Since a conviction under Penal Code section 288.5 could be based on a course of substantial sexual conduct without necessarily violating section 288 (lewd or lascivious conduct), the latter is not necessarily included within the former and no sua sponte instruction is required. (People v. Avina (1993) 14 Cal.App.4th 1303, 1313–1314 [18 Cal.Rptr.2d 511]; see People v. Palmer (2001) 86 Cal.App.4th 440, 444–445 [103 Cal.Rptr.2d 301].)
RELATED ISSUES
Alternative Charges
Under Penal Code section 288.5(c), continuous sexual abuse and specific sexual offenses pertaining to the same victim over the same time period may only be charged in the alternative. In these circumstances, multiple convictions are precluded. (People v. Johnson (2002) 28 Cal.4th 240, 245, 248 [121 Cal.Rptr.2d 197, 47 P.3d 1064] [exception to general rule in Pen. Code, § 954 permitting joinder of related charges].) In such cases, the court has a sua sponte duty to give CALCRIM No. 3516, Multiple Counts: Alternative Charges for One Event—Dual Conviction Prohibited. If a defendant is erroneously convicted of both continuous sexual abuse and specific sexual offenses and a greater aggregate sentence is imposed for the specific offenses, the appropriate remedy is to reverse the conviction for continuous sexual abuse. (People v.

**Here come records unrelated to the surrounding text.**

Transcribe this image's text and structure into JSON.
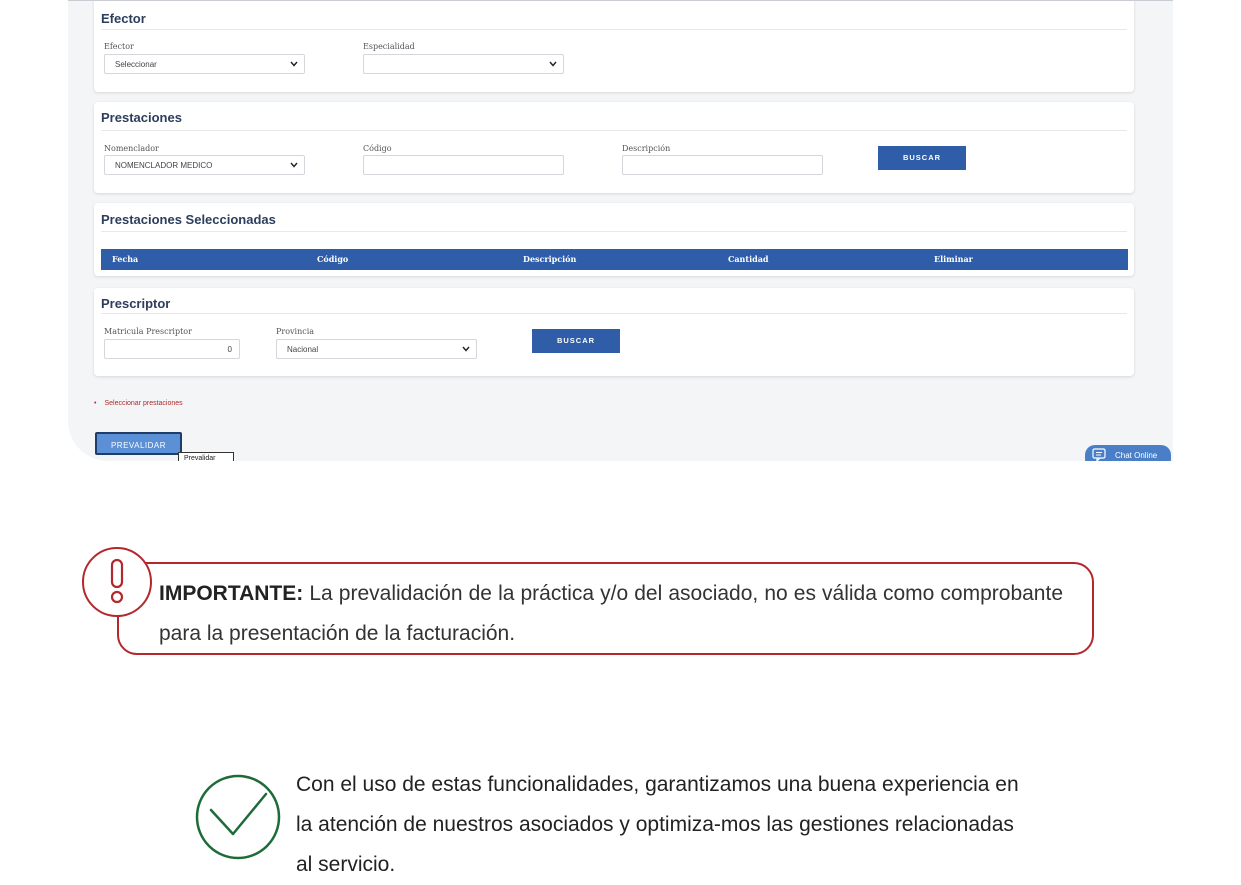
{
  "efector": {
    "title": "Efector",
    "efector_label": "Efector",
    "efector_value": "Seleccionar",
    "especialidad_label": "Especialidad",
    "especialidad_value": ""
  },
  "prestaciones": {
    "title": "Prestaciones",
    "nomenclador_label": "Nomenclador",
    "nomenclador_value": "NOMENCLADOR MEDICO",
    "codigo_label": "Código",
    "descripcion_label": "Descripción",
    "buscar_label": "BUSCAR"
  },
  "seleccionadas": {
    "title": "Prestaciones Seleccionadas",
    "columns": [
      "Fecha",
      "Código",
      "Descripción",
      "Cantidad",
      "Eliminar"
    ]
  },
  "prescriptor": {
    "title": "Prescriptor",
    "matricula_label": "Matricula Prescriptor",
    "matricula_value": "0",
    "provincia_label": "Provincia",
    "provincia_value": "Nacional",
    "buscar_label": "BUSCAR"
  },
  "validation_message": "Seleccionar prestaciones",
  "prevalidar_label": "PREVALIDAR",
  "tooltip_text": "Prevalidar",
  "chat_label": "Chat Online",
  "notice": {
    "strong": "IMPORTANTE:",
    "text": " La prevalidación de la práctica y/o del asociado, no es válida como comprobante para la presentación de la facturación."
  },
  "closing": {
    "text": "Con el uso de estas funcionalidades, garantizamos una buena experiencia en la atención de nuestros asociados y optimiza-mos las gestiones relacionadas al servicio."
  },
  "colors": {
    "accent_blue": "#2f5da8",
    "warning_red": "#b3282d",
    "success_green": "#1e6b3a"
  }
}
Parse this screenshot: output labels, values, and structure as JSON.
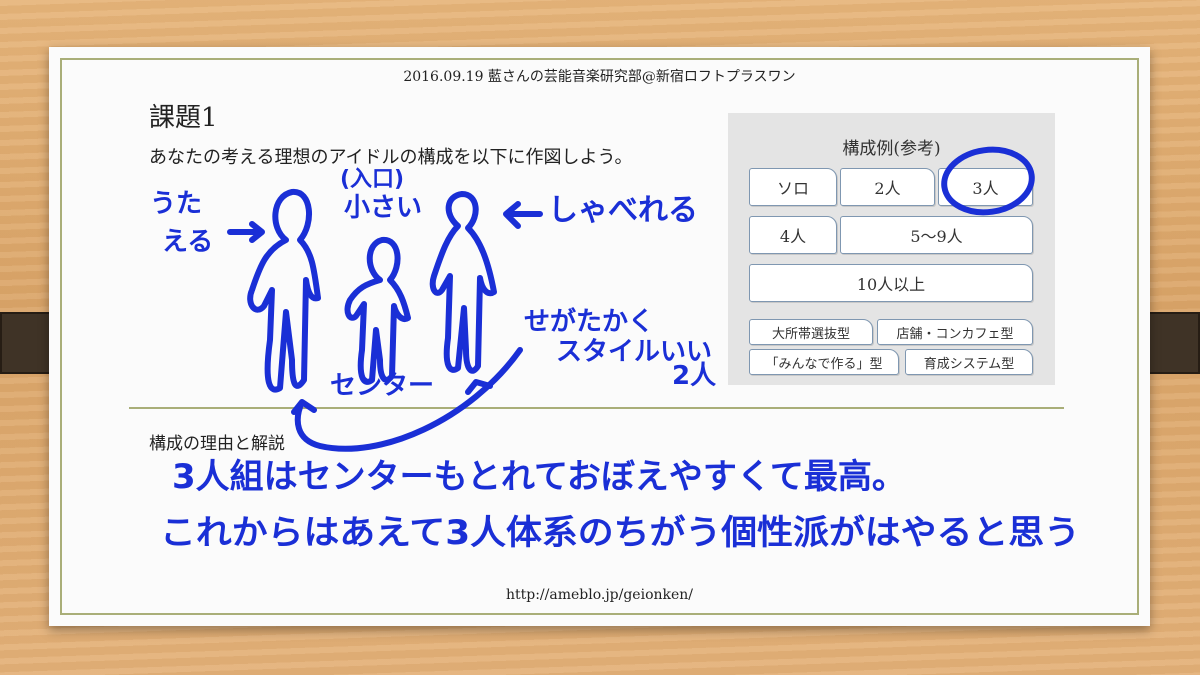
{
  "header": {
    "text": "2016.09.19 藍さんの芸能音楽研究部@新宿ロフトプラスワン"
  },
  "task": {
    "title": "課題1",
    "instruction": "あなたの考える理想のアイドルの構成を以下に作図しよう。"
  },
  "reference_panel": {
    "title": "構成例(参考)",
    "options": [
      "ソロ",
      "2人",
      "3人",
      "4人",
      "5〜9人",
      "10人以上"
    ],
    "types": [
      "大所帯選抜型",
      "店舗・コンカフェ型",
      "「みんなで作る」型",
      "育成システム型"
    ],
    "circled_option": "3人"
  },
  "handwriting": {
    "left_member": [
      "うた",
      "える"
    ],
    "center_member": [
      "(入口)",
      "小さい"
    ],
    "right_member": "しゃべれる",
    "center_label": "センター",
    "pair_note": [
      "せがたかく",
      "スタイルいい",
      "2人"
    ],
    "reason_line_1": "3人組はセンターもとれておぼえやすくて最高。",
    "reason_line_2": "これからはあえて3人体系のちがう個性派がはやると思う"
  },
  "reason_section": {
    "label": "構成の理由と解説"
  },
  "footer": {
    "url": "http://ameblo.jp/geionken/"
  },
  "colors": {
    "ink": "#1a2fd6",
    "frame": "#a9ae78",
    "panel": "#e4e4e4",
    "board": "#dba66a"
  }
}
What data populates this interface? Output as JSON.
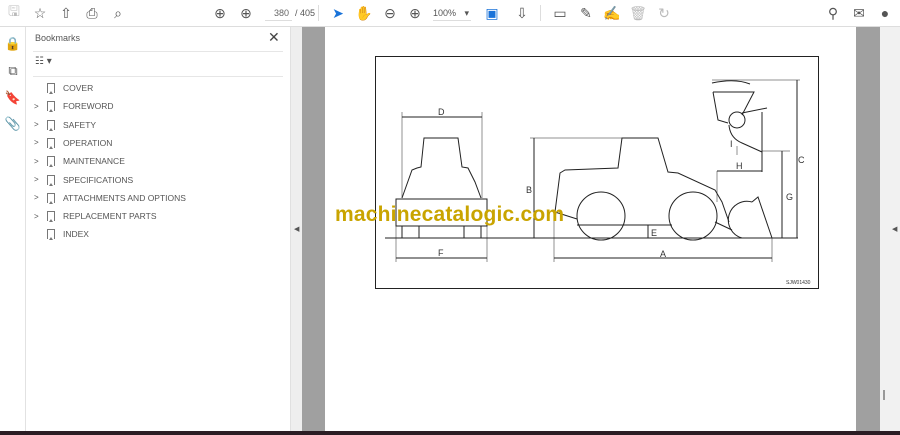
{
  "toolbar": {
    "current_page": "380",
    "total_pages": "/ 405",
    "zoom": "100%"
  },
  "bookmarks": {
    "title": "Bookmarks",
    "items": [
      {
        "label": "COVER",
        "expandable": false
      },
      {
        "label": "FOREWORD",
        "expandable": true
      },
      {
        "label": "SAFETY",
        "expandable": true
      },
      {
        "label": "OPERATION",
        "expandable": true
      },
      {
        "label": "MAINTENANCE",
        "expandable": true
      },
      {
        "label": "SPECIFICATIONS",
        "expandable": true
      },
      {
        "label": "ATTACHMENTS AND OPTIONS",
        "expandable": true
      },
      {
        "label": "REPLACEMENT PARTS",
        "expandable": true
      },
      {
        "label": "INDEX",
        "expandable": false
      }
    ]
  },
  "drawing": {
    "labels": {
      "A": "A",
      "B": "B",
      "C": "C",
      "D": "D",
      "E": "E",
      "F": "F",
      "G": "G",
      "H": "H",
      "I": "I"
    },
    "code": "SJW01430"
  },
  "watermark": "machinecatalogic.com",
  "colors": {
    "accent": "#1a73d9",
    "watermark": "#c9a400"
  }
}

Torres (2002) 102 Cal.App.4th 1053, 1060 [126 Cal.Rptr.2d 92].)
Masturbation
For a discussion of the term masturbation, see People v. Chambless (1999) 74 Cal.App.4th 773, 783–784, 786–787 [88 Cal.Rptr.2d 444] [construing term for purposes of finding defendant committed sexually violent offenses under the Sexually Violent Predators Act].